Офелия закрутила ремень вокруг кобуры, разделась и аккуратно повесила форму на вешалку. Будучи детективом, она была вправе выбирать, в чем идти на службу — в униформе или в гражданской одежде, но ей нравилась уверенность, которую придавала форма: синие брюки, серая рубашка со значком полицейского на нагрудном кармане и форменная бейсболка с вышитым логотипом. К тому же униформа помогала экономить на собственном гардеробе, состоящем, в сущности, из двух пар джинсов. Она проскользнула за занавеску в небольшую нишу, служившую ванной, где стоял туалетный столик и имелся душ. Включила переносное радио, висящее там на веревочке. Радио было трофеем, найденным на пляже Плайа дель Эсте во время семейного выезда. Она велела своим девочкам сторониться «влюбленных парочек» jineteras и туристов, но, с тех пор, как Мюриель наткнулась в песке на такую роскошь, как переносное радио размером с раковину, она и ее сестра наблюдали за пляжем, как грифы, готовые в поисках сокровищ просеять пляжный песок, как только уйдет очередная компания.
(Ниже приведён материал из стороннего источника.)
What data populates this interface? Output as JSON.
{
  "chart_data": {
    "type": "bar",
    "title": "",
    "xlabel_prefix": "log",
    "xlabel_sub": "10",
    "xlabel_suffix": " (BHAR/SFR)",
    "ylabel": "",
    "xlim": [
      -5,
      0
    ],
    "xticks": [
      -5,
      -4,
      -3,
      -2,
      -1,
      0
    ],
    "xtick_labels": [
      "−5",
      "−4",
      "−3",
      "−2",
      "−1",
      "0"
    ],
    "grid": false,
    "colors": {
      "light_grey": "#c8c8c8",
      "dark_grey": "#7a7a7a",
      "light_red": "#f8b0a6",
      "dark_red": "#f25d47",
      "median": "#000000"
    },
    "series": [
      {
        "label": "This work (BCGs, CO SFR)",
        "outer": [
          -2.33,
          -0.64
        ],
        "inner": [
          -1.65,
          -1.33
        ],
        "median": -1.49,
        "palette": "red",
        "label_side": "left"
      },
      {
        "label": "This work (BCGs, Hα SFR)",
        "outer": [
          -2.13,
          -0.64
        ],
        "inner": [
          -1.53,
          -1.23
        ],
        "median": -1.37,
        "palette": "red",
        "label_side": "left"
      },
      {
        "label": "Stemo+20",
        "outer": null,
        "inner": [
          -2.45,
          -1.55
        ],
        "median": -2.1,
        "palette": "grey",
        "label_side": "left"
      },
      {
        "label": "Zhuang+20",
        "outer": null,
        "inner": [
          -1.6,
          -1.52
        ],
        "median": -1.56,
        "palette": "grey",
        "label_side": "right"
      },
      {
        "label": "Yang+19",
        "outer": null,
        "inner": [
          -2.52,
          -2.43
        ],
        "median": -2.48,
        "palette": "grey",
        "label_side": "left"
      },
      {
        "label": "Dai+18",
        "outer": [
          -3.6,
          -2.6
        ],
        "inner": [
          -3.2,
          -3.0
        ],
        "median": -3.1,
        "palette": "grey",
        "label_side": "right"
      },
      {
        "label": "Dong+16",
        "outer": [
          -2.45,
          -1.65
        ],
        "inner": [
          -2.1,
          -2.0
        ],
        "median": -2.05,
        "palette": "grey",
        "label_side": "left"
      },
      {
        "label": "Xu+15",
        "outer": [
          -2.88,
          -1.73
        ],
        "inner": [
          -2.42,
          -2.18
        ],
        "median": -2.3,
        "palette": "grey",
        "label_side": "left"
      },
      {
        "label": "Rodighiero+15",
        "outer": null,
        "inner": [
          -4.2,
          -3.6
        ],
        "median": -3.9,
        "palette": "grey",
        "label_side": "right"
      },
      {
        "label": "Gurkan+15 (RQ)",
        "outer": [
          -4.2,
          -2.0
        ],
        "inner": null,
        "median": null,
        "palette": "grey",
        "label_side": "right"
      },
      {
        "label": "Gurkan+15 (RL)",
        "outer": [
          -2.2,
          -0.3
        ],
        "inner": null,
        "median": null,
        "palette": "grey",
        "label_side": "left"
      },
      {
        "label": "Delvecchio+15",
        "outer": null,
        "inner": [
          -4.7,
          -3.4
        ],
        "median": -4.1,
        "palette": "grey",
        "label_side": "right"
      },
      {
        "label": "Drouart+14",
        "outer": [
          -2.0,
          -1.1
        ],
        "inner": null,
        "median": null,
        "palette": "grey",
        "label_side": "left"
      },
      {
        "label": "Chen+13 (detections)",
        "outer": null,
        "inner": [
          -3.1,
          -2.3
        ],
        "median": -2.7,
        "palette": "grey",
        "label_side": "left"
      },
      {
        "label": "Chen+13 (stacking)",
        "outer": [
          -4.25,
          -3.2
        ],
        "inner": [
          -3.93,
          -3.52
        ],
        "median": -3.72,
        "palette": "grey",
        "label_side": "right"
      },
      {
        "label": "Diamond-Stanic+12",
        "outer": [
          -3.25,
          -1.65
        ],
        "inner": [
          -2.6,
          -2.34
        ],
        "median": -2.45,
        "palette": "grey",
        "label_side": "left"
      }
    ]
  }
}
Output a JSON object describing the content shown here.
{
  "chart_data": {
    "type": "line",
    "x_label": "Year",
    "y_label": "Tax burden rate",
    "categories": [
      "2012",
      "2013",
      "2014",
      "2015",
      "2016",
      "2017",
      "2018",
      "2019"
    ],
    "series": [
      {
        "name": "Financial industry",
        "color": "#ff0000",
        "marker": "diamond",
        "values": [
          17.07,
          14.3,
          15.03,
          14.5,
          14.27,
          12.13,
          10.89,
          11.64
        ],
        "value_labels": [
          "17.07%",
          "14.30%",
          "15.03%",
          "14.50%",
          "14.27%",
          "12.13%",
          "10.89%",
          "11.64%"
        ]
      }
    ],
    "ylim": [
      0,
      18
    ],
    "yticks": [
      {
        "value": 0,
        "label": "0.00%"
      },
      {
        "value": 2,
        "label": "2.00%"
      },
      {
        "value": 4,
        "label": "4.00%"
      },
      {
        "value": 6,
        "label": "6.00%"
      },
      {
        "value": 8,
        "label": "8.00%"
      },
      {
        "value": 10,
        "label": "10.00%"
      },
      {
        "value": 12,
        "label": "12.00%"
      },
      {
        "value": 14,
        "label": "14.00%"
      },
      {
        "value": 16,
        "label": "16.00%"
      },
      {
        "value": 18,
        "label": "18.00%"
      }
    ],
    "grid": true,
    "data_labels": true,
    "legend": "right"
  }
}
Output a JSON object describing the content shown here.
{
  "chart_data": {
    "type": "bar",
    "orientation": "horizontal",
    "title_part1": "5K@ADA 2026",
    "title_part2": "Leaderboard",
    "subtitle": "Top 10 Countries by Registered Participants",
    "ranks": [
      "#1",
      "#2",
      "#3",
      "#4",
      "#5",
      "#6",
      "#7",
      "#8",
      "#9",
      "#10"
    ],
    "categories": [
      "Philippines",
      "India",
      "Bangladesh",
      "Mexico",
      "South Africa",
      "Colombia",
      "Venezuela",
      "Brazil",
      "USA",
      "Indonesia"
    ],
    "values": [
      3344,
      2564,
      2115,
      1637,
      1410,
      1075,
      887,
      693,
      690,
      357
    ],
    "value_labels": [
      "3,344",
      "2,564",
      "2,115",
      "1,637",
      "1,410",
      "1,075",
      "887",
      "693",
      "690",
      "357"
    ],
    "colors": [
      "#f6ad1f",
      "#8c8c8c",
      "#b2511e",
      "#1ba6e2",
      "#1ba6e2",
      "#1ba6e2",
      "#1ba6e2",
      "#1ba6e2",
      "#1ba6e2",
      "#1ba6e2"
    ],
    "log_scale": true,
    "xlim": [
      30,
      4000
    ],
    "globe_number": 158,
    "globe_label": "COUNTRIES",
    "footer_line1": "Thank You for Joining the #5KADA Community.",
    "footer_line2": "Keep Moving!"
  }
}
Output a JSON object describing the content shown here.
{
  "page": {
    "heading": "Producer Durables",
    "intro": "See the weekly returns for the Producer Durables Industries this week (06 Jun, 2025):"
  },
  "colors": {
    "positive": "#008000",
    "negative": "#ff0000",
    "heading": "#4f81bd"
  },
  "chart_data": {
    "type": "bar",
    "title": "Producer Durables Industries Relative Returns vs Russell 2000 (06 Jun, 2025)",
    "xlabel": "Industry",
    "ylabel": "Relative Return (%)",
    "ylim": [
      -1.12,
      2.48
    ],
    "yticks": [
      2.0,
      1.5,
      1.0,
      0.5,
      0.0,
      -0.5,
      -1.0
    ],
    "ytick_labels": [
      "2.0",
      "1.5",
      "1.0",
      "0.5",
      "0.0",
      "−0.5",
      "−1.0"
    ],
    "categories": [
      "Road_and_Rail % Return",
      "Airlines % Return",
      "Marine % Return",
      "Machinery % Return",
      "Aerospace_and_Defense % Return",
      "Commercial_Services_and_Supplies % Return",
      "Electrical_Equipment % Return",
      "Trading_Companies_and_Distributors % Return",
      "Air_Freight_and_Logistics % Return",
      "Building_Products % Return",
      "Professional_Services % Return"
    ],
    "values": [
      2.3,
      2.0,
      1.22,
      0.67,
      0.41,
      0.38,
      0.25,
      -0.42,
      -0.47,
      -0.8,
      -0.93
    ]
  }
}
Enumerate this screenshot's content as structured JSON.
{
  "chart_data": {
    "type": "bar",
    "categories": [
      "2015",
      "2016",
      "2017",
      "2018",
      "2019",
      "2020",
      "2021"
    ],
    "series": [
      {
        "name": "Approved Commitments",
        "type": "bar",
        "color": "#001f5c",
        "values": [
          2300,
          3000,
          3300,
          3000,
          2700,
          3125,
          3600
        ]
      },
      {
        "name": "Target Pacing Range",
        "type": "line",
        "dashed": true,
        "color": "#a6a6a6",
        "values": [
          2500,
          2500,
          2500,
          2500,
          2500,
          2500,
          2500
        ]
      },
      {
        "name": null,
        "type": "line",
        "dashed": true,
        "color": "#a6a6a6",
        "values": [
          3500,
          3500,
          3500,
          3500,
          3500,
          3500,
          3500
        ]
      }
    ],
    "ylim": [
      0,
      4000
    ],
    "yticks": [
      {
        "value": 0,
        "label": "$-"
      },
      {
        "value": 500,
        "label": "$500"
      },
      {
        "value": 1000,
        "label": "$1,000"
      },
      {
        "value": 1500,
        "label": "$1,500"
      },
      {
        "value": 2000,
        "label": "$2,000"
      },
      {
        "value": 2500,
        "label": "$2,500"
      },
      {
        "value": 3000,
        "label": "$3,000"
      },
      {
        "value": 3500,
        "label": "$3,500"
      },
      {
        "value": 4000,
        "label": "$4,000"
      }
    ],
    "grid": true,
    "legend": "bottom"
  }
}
Вода лилась чуть теплым ручейком, но и этого было достаточно. Она намочила лоб и шею, затем волосы, плечи и грудь. Офелия гордилась своими волосами — коротко подстриженными, послушными и мягкими, как шерсть персидской ламы. Мелодия была ритмичной и проникновенной.
«Твоя сигара упала. Ты мне все рассказал о том, насколько она хороша и как все женщины восхищаются твоей огромной сигарой. Мы еще не начали курить, как она упала…».
Офелия расслабилась и начала двигаться в такт музыке. Вода стекала в водоотвод под ногами. Ее отражение в зеркале над раковиной затуманилось… Тридцатилетняя женщина, которая до сих пор выглядит, как дочь чернокожего рубщика сахарного тростника. Хотя она и не страдала самомнением, все же ненавидела полоски от загара — уж лучше быть ровного коричневого цвета. Она слегка склонила голову, и серебристые струйки воды потекли на бетонный пол.